HealthDay News — Men with non-metastatic prostate cancer had a lower risk of dying of the disease as vegetable fat consumption increased, results form a large prospective cohort study indicate.

“Among men with nonmetastatic prostate cancer, replacing carbohydrates and animal fat with vegetable fat may reduce the risk of all-cause mortality,” Erin L. Richman, ScD, of the University of California San Francisco, and colleagues reported in JAMA Internal Medicine.

For men who consumed the most vegetable fat prostate cancer mortality was 50% lower than those who consumed the least, they found. Vegetable fat intake was also inversely associated with all-cause mortality at 8.4 year follow-up.


Continue Reading

Richman and colleagues examined the relationship between post-diagnostic fat intake and lethal prostate cancer and all-cause mortality among 51,529 men aged 40 to 75 years who participated in the Health Professionals Follow-up Study since 1986.

At baseline, information about diet, medication, height, weight, smoking and physical activity information was collected via questionnaire, and information on prostate-specific antigen (PSA) screening was added beginning in 1994.

The final analysis included 4,577 men who were cancer free at baseline and were diagnosed with nonmetastatic prostate cancer from 1986 to 2010. Participants were grouped into quintiles of fat intake, and were separated further based on animal fat, vegetable fat, monounsaturated fat, polyunsaturated fat and trans fat intake.

During a median follow-up of 8.4 years, the researchers identified 315 lethal cancer events (distant metastases or prostate cancer-specific death) and 1,064 deaths.

When comparing the highest versus the lowest quintiles of fat intake, they determined the following rates of lethal prostate cancer per 1,000 person-years:

  • Saturated — 7.6 versus 7.3
  • Monounsaturated — 6.4 versus 7.2
  • Polyunsaturated — 5.8 versus 8.2
  • Trans — 8.7 versus 6.1
  • Animal — 8.3 versus 5.7
  • Vegetable — 4.7 versus 8.7

The risks of lethal prostate cancer and all-cause mortality were significantly reduced with replacement of 10% of energy intake from carbohydrate with vegetable fat (hazard ratios, 0.71 and 0.74, respectively). No association was seen with other fats and lethal prostate cancer.

Higher all-cause mortality was seen with an increase in saturated and trans fats after diagnosis (replacement of 5% and 1% of energy from carbohydrates, respectively). Comparing the highest and lowest quintiles of fat intake, the researchers found a 28.4% vs. 21.4% unadjusted all-cause mortality per 1,000 person years for saturated fat (HR 1.30) and a 32.4% vs. 17.1% all-cause mortality for trans fat (HR 1.25).

“Overall, our findings support counseling men with prostate cancer to follow a heart-healthy diet in which carbohydrate calories are replaced with unsaturated oils and nuts to reduce the risk of all-cause mortality,” the researchers concluded. “The potential benefit of vegetable fat consumption for prostate cancer-specific outcomes merits further research.”
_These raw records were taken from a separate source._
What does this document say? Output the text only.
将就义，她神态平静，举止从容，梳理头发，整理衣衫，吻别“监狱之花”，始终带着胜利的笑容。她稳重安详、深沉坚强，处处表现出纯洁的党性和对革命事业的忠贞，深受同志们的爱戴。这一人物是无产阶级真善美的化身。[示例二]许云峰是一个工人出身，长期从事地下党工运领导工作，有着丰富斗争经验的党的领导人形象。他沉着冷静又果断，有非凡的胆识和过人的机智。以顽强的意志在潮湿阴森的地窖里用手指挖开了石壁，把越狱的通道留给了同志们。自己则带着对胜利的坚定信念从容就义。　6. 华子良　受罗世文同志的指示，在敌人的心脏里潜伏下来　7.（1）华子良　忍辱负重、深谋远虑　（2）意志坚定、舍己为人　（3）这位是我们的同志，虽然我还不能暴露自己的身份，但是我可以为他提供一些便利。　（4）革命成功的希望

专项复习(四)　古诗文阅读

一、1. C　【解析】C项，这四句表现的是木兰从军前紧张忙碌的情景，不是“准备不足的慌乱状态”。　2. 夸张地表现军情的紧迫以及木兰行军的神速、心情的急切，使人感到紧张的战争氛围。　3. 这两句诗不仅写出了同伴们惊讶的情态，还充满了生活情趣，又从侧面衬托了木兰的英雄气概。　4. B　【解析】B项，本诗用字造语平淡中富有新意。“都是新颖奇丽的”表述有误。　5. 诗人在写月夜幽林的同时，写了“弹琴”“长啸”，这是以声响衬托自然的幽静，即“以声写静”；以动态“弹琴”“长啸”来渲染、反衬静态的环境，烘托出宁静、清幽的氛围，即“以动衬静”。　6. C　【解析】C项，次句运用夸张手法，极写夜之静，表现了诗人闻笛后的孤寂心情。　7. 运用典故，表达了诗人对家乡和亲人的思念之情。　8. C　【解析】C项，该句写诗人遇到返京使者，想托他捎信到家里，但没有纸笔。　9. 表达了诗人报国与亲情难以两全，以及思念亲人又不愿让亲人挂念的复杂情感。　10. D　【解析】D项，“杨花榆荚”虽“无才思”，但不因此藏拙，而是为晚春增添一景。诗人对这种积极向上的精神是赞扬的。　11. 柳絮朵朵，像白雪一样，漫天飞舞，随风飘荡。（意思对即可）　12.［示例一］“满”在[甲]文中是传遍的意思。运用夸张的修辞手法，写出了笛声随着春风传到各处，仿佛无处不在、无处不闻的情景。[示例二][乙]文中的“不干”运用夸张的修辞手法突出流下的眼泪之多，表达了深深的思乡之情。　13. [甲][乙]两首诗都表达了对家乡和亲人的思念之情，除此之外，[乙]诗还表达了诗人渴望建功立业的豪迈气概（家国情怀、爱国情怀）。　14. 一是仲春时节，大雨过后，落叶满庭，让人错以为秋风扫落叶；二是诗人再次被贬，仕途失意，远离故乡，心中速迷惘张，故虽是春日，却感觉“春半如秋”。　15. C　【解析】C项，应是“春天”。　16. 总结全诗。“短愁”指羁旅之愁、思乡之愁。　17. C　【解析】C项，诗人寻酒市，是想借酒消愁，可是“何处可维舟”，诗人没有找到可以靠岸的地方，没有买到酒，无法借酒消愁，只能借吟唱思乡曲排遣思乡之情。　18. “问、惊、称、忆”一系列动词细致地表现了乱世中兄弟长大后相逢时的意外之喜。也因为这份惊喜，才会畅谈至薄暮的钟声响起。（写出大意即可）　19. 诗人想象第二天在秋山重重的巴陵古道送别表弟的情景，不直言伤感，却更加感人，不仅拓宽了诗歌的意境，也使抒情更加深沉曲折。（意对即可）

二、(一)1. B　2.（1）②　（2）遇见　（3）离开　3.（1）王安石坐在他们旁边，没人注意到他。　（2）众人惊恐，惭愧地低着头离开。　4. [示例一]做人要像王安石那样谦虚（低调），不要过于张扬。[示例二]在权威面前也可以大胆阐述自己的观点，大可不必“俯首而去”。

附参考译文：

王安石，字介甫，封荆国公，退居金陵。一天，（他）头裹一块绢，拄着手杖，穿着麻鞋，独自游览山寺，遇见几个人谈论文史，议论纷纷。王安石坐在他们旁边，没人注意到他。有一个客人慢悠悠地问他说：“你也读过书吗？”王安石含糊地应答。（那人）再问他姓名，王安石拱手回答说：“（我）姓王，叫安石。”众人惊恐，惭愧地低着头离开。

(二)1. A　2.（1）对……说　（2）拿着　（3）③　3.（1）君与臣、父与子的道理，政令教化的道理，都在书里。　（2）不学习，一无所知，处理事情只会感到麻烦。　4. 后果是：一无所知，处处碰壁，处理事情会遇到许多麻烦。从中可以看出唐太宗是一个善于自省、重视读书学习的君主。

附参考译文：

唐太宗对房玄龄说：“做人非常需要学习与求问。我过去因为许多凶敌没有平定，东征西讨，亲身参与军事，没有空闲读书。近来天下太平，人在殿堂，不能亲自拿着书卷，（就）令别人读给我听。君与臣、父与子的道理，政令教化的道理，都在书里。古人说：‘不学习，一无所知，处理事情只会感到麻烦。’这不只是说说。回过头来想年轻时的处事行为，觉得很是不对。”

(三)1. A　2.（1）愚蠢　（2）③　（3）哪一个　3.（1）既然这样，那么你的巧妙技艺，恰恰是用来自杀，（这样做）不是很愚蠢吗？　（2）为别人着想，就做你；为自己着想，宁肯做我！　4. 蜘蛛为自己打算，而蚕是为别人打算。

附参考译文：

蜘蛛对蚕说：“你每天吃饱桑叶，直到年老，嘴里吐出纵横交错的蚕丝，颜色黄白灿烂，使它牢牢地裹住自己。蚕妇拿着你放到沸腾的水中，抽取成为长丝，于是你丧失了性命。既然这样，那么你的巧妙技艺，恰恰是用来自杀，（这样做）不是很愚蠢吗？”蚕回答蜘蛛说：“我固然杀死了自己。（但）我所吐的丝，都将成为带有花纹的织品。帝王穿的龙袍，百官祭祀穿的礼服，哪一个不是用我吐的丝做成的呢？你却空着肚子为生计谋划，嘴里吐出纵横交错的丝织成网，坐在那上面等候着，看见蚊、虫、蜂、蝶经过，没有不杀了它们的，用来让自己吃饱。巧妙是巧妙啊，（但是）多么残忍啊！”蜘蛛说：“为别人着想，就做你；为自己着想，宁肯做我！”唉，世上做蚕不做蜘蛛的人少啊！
In an accompanying editorial, Stephen J. Freedland, MD, of the Duke University Medical Center, Durham, N.C., cautioned that “in the absence of randomized trial data,” the study findings are  “not ‘proof’ that vegetable intake lowers prostate cancer risk.”

He emphasized the importance of avoiding obesity, as it is the only known modifiable prostate cancer risk factor.

“Exactly how this should be done remains unclear, although the data by Richman et al suggest that substituting healthy foods (i.e. vegetable fats) for unhealthy foods (i.e. carbohydrates) may have a benefit. Determining whether this benefit is due to reduced consumption of carbohydrates or greater intake of vegetables will require future prospective randomized trials,” Freedland concluded.

References

  1. Richman EL et al. JAMA Intern Med. 2013; doi: 10.1001/jamainternmed.2013.6536.
  2. Freedland SJ. JAMA Intern Med 2013; doi: 10.1001/jamainternmed.2013.7744.